George Laurer, the US engineer who helped develop the barcode, died at the age of 94. Barcodes, which made up of black stripes of varying thickness and a 12-digit number, help identify products and transformed the world of retail.
Today, on almost every product label around the world, we will find the barcode. It was a fellow IBM employee that pioneered the idea, but it was not until Laurer developed a scanner that could read codes digitally that it took off. Laurer died on Thursday, December 19, at his home in Wendell, North Carolina.

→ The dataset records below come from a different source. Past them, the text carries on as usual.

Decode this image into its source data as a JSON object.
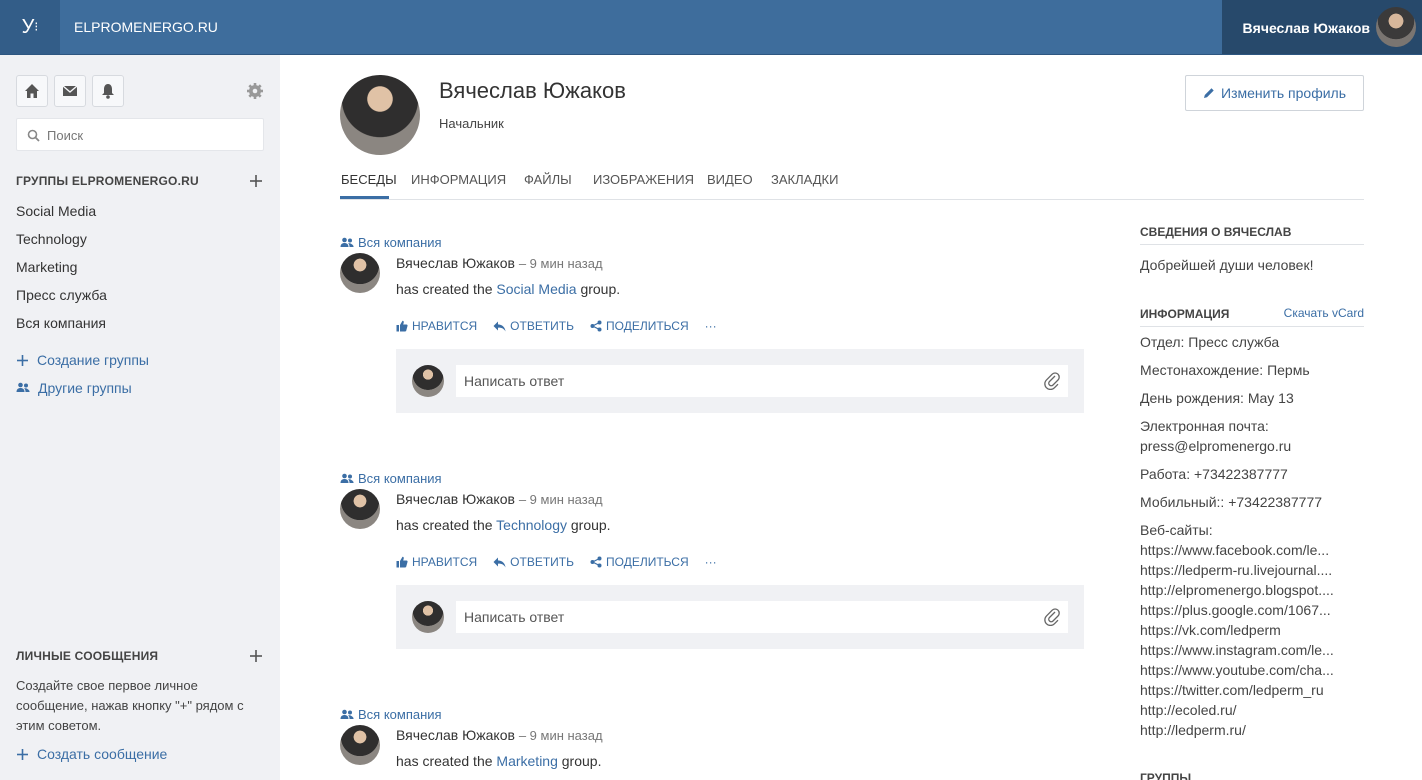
{
  "topbar": {
    "logo": "У",
    "network": "ELPROMENERGO.RU",
    "user_name": "Вячеслав Южаков"
  },
  "sidebar": {
    "search_placeholder": "Поиск",
    "groups_title": "ГРУППЫ ELPROMENERGO.RU",
    "groups": [
      "Social Media",
      "Technology",
      "Marketing",
      "Пресс служба",
      "Вся компания"
    ],
    "create_group": "Создание группы",
    "other_groups": "Другие группы",
    "pm_title": "ЛИЧНЫЕ СООБЩЕНИЯ",
    "pm_hint": "Создайте свое первое личное сообщение, нажав кнопку \"+\" рядом с этим советом.",
    "create_message": "Создать сообщение"
  },
  "profile": {
    "name": "Вячеслав Южаков",
    "role": "Начальник",
    "edit_label": "Изменить профиль"
  },
  "tabs": [
    "БЕСЕДЫ",
    "ИНФОРМАЦИЯ",
    "ФАЙЛЫ",
    "ИЗОБРАЖЕНИЯ",
    "ВИДЕО",
    "ЗАКЛАДКИ"
  ],
  "posts": [
    {
      "group": "Вся компания",
      "author": "Вячеслав Южаков",
      "time": "– 9 мин назад",
      "prefix": "has created the ",
      "link": "Social Media",
      "suffix": " group."
    },
    {
      "group": "Вся компания",
      "author": "Вячеслав Южаков",
      "time": "– 9 мин назад",
      "prefix": "has created the ",
      "link": "Technology",
      "suffix": " group."
    },
    {
      "group": "Вся компания",
      "author": "Вячеслав Южаков",
      "time": "– 9 мин назад",
      "prefix": "has created the ",
      "link": "Marketing",
      "suffix": " group."
    }
  ],
  "actions": {
    "like": "НРАВИТСЯ",
    "reply": "ОТВЕТИТЬ",
    "share": "ПОДЕЛИТЬСЯ",
    "more": "···"
  },
  "reply_placeholder": "Написать ответ",
  "right": {
    "about_title": "СВЕДЕНИЯ О ВЯЧЕСЛАВ",
    "about_text": "Добрейшей души человек!",
    "info_title": "ИНФОРМАЦИЯ",
    "vcard": "Скачать vCard",
    "department": "Отдел: Пресс служба",
    "location": "Местонахождение: Пермь",
    "birthday": "День рождения: May 13",
    "email_label": "Электронная почта:",
    "email": "press@elpromenergo.ru",
    "work": "Работа: +73422387777",
    "mobile": "Мобильный:: +73422387777",
    "websites_label": "Веб-сайты:",
    "websites": [
      "https://www.facebook.com/le...",
      "https://ledperm-ru.livejournal....",
      "http://elpromenergo.blogspot....",
      "https://plus.google.com/1067...",
      "https://vk.com/ledperm",
      "https://www.instagram.com/le...",
      "https://www.youtube.com/cha...",
      "https://twitter.com/ledperm_ru",
      "http://ecoled.ru/",
      "http://ledperm.ru/"
    ],
    "groups_title": "ГРУППЫ"
  }
}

It was while working as an electrical engineer with IBM that George Laurer fully developed the Universal Product Code (UPC), or barcode. He developed a scanner that could read codes digitally. He also used stripes rather than circles that were not practical to print.
In the early 1970s, grocery shops faced mounting costs, and the labor-intensive need to put price tags on everything.

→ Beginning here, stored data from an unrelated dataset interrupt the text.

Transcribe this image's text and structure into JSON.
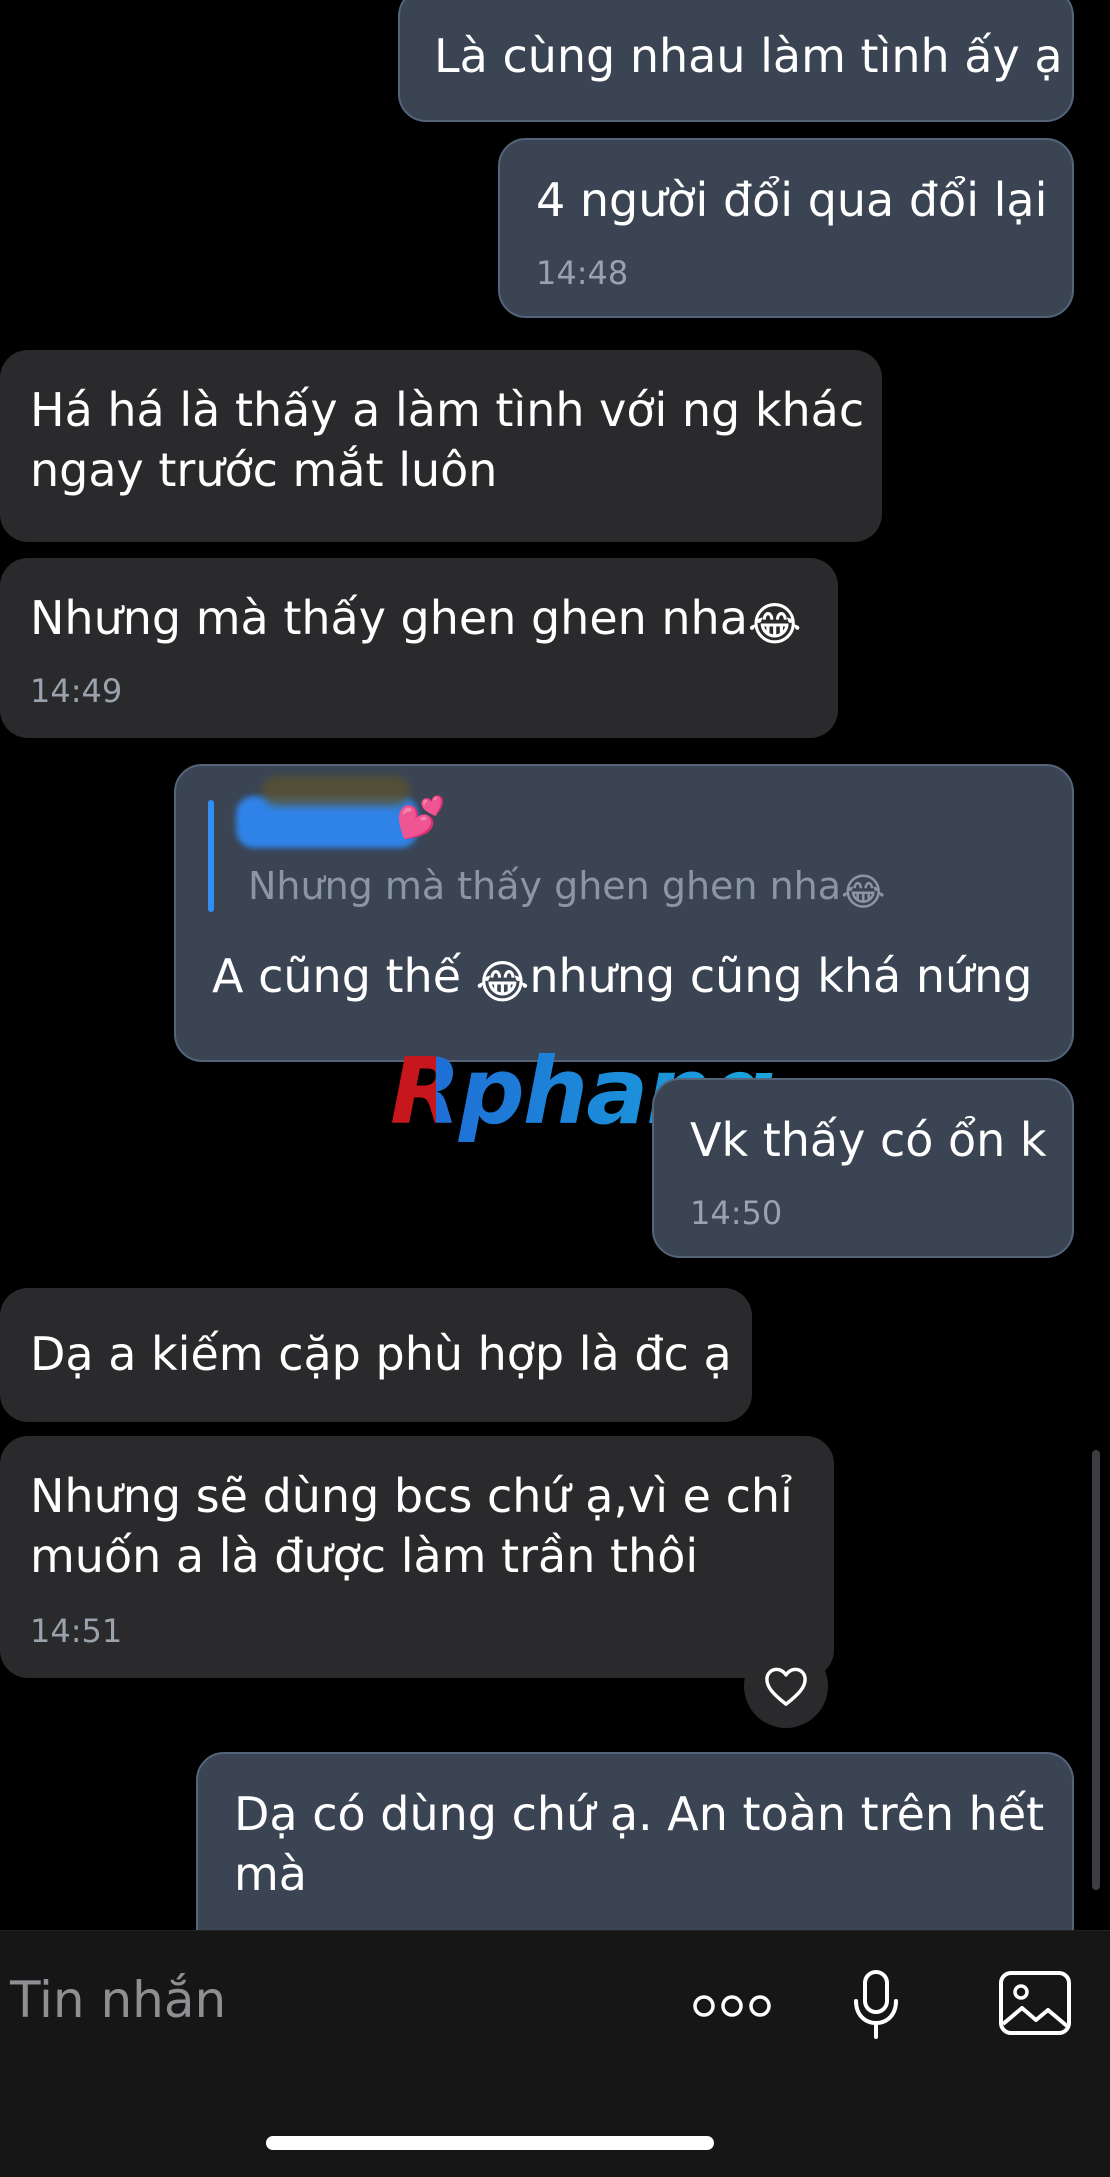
{
  "messages": [
    {
      "dir": "out",
      "text": "Là cùng nhau làm tình ấy ạ"
    },
    {
      "dir": "out",
      "text": "4 người đổi qua đổi lại",
      "time": "14:48"
    },
    {
      "dir": "in",
      "lines": [
        "Há há là thấy a làm tình với ng khác",
        "ngay trước mắt luôn"
      ]
    },
    {
      "dir": "in",
      "text": "Nhưng mà thấy ghen ghen nha",
      "time": "14:49"
    },
    {
      "dir": "out",
      "reply_to": {
        "sender_emoji": "💕",
        "text": "Nhưng mà thấy ghen ghen nha"
      },
      "text_before_emoji": "A cũng thế ",
      "text_after_emoji": "nhưng cũng khá nứng"
    },
    {
      "dir": "out",
      "text": "Vk thấy có ổn k",
      "time": "14:50"
    },
    {
      "dir": "in",
      "text": "Dạ a kiếm cặp phù hợp là đc ạ"
    },
    {
      "dir": "in",
      "lines": [
        "Nhưng sẽ dùng bcs chứ ạ,vì e chỉ",
        "muốn a là được làm trần thôi"
      ],
      "time": "14:51",
      "reaction": "heart-icon"
    },
    {
      "dir": "out",
      "lines": [
        "Dạ có dùng chứ ạ. An toàn trên hết",
        "mà"
      ]
    }
  ],
  "emoji": {
    "laugh": "😂"
  },
  "watermark": {
    "text": "Rphang"
  },
  "composer": {
    "placeholder": "Tin nhắn"
  },
  "icons": [
    "more-dots-icon",
    "microphone-icon",
    "gallery-icon",
    "heart-icon"
  ],
  "colors": {
    "outgoing_bubble": "#3a4453",
    "incoming_bubble": "#2a2a2c",
    "quote_bar": "#2f8ff3",
    "background": "#000000"
  }
}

The UPC system used lasers and computers to process items via scanning quickly. With the development of the barcode, this meant fewer pricing errors and easier accounting.

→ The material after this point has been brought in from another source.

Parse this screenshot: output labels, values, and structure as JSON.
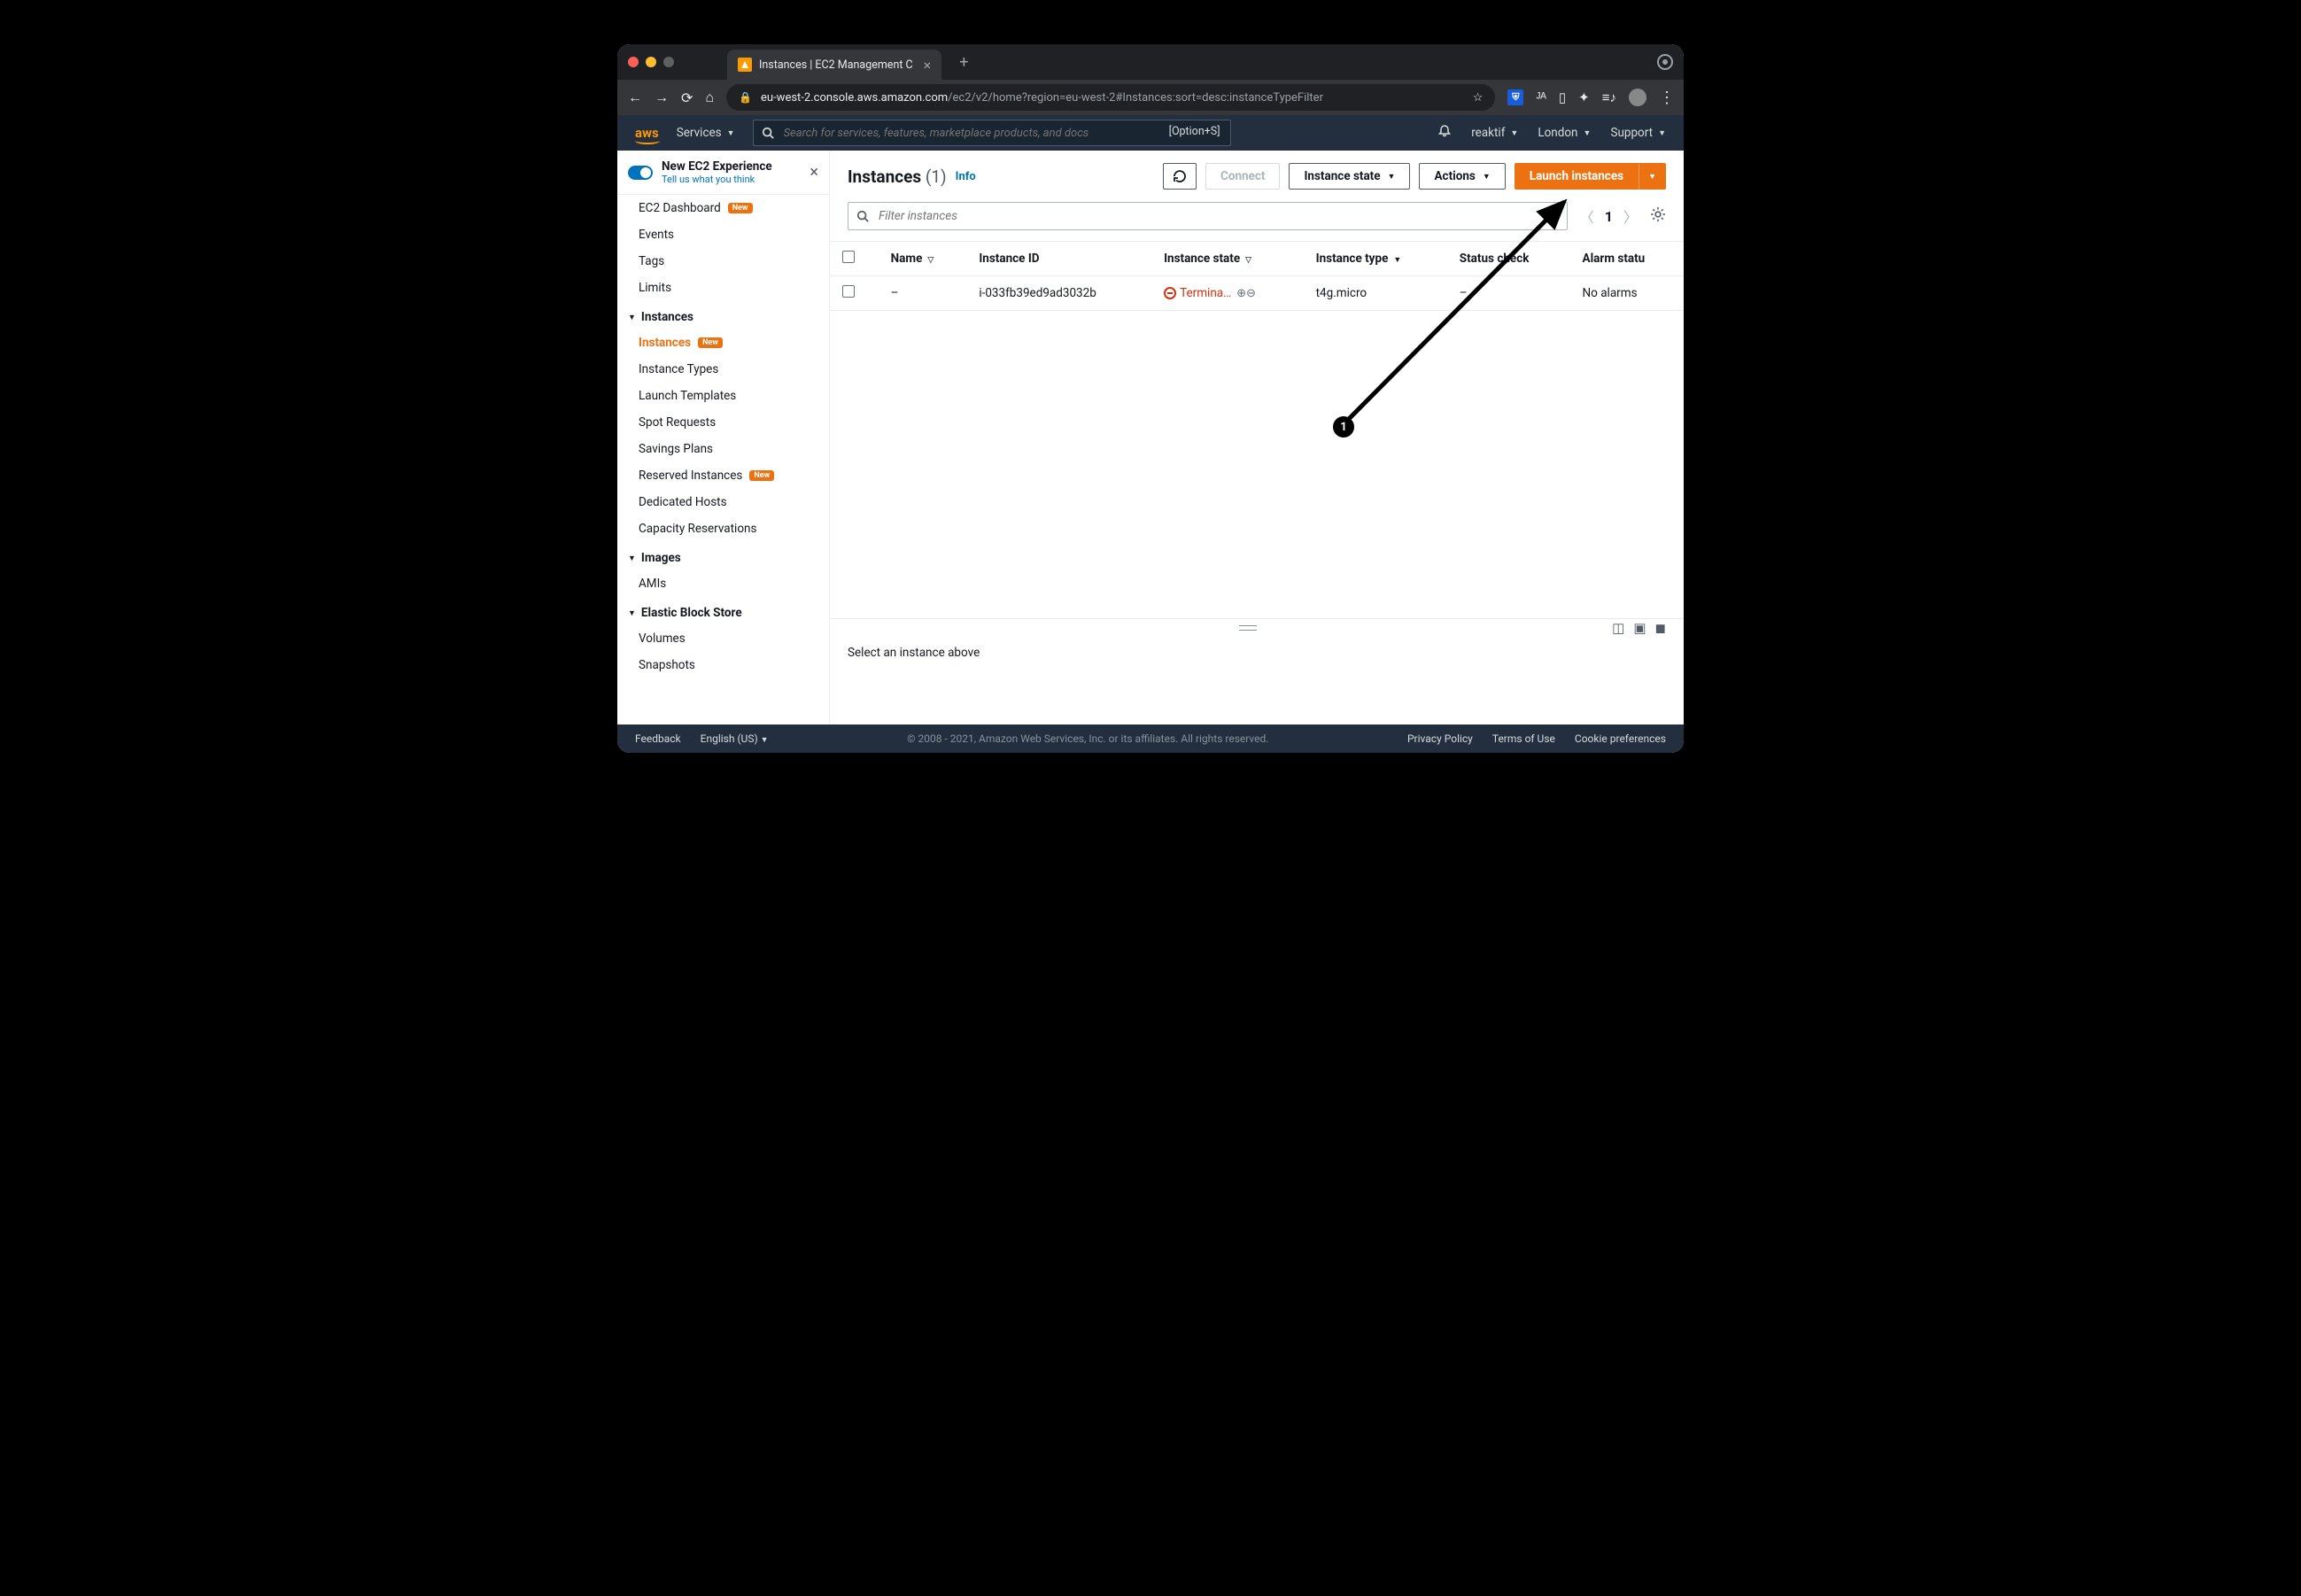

The first product scanned, in Ohio in June 1974, was a packet of Wrigley’s Juicy Fruit chewing gum. It is now on display at the Smithsonian National Museum of American History in Washington.
Fellow IBM employee, Norman Woodland, who died in 2012, is considered the pioneer of the barcode idea, which he initially based on Morse code.
Although he patented the concept in the 1950s, he was unable to develop it. It would take a few more years for Laurer to bring the idea to fruition with the help of low-cost laser and computing technology.
The barcode co-inventor life
George Laurer was born on September 23, 1925, in New York City. His family moved to Baltimore, Maryland, so his father, an electrical engineer, could work for the United States Navy. Laurer recovered from polio which he contracted as a teenager, nonetheless, while in 11th grade, he was drafted into the U.S. Army during World War II. After being discharged from the military, he attended the technical school where he studied radio and television repair.
Upon completion of his first year at the technical school, his instructor convinced him that he should not continue that course of study, but that he should go to college. Laurer graduated from the A. James Clark School of Engineering at the University of Maryland in 1951. He was still interested in radio and kept up his amateur radio license.